1. Europäische Integration und Gemeinsamer Markt
Auf der Konferenz von Messina (1.-2. Juni 1955) beschlossen die Außenminister von Frankreich, Italien, Belgien, der Niederlande, Luxemburg und der Bundesrepublik die Schaffung eines gemeinsamen europäischen Marktes. Am 25. März 1957 wurden in Rom von den Regierungschefs der Sechs die Verträge unterzeichnet, die die Gründung der Europäischen Wirtschaftsgemeinschaft (EWG) und der Europäischen Atombehörde (EURATOM) besiegelten. Aus westdeutscher Sicht waren dabei, genau wie zuvor bei der Montanunion, nicht die wirtschaftlichen, sondern die politischen Motive ausschlaggebend. So kam es in dieser Frage zwischen Bundeskanzler Adenauer und Wirtschaftsminister Erhard zu einer tiefgreifenden Auseinandersetzung. Während Erhard 1956/57 die Form des westeuropäischen Integrationsprozesses für "volkswirtschaftlichen Unsinn" hielt und in der Zollunion der Sechs vornehmlich die Abkehr von einer weltoffenen Handelspolitik sah, war für Adenaue I' die Integration "das notwendige Sprungbrett für uns, um überhaupt wieder in die Außenpolitik zu kommen"

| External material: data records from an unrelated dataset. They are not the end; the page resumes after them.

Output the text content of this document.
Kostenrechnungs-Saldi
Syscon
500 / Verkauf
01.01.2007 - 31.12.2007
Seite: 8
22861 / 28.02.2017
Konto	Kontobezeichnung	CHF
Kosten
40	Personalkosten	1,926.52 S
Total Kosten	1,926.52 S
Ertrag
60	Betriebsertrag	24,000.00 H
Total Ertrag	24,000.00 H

Europäische Integration als Richtlinie deutscher Politik. In einem von Erhard als "Integrationsbefehl" kritisierten Schreiben vom 19. Januar 1956 an sämtliche Bundesminister machte Bundeskanzler Adenauer von seiner Richtlinienkompetenz Gebrauch.
Die gegenwärtige außenpolitische Lage enthält außerordentliche Gefahren. Um sie abzuwenden und eine günstige Entwicklung einzuleiten, bedarf es entschlossener Maßnahmen. Dazu gehört vor allem eine klare, positive deutsche Haltung zur europäischen Integration.
In dieser europäischen Integration sehen die entscheidenden Staatsmänner des Westens den Angelpunkt der Entwicklung ... Wenn die Integration gelingt, können wir bei den Verhandlungen sowohl über die Sicherheit wie über die Wiedervereinigung als wesentliches neues Moment das Gewicht eines einigen Europas in die Waagschale werfen. Umgekehrt sind ernsthafte Konzessionen der Sowjetunion nicht zu erwarten, solange die Uneinigkeit Europas ihr Hoffnung gibt, diesen oder jenen Staat zu sich herüberzuziehen, dadurch den Zusammenhalt des Westens zu sprengen und die schrittweise Angliederung Europas an das Satellitensystem einzuleiten. Hinzu kommt, daß die dauerhafte Ordnung unseres Verhältnisses zu Frankreich nur auf dem Wege der europäischen Integration möglich ist. Sollte die Integration durch unser Widerstreben oder unser Zögern scheitern, so wären die Folgen unabsehbar.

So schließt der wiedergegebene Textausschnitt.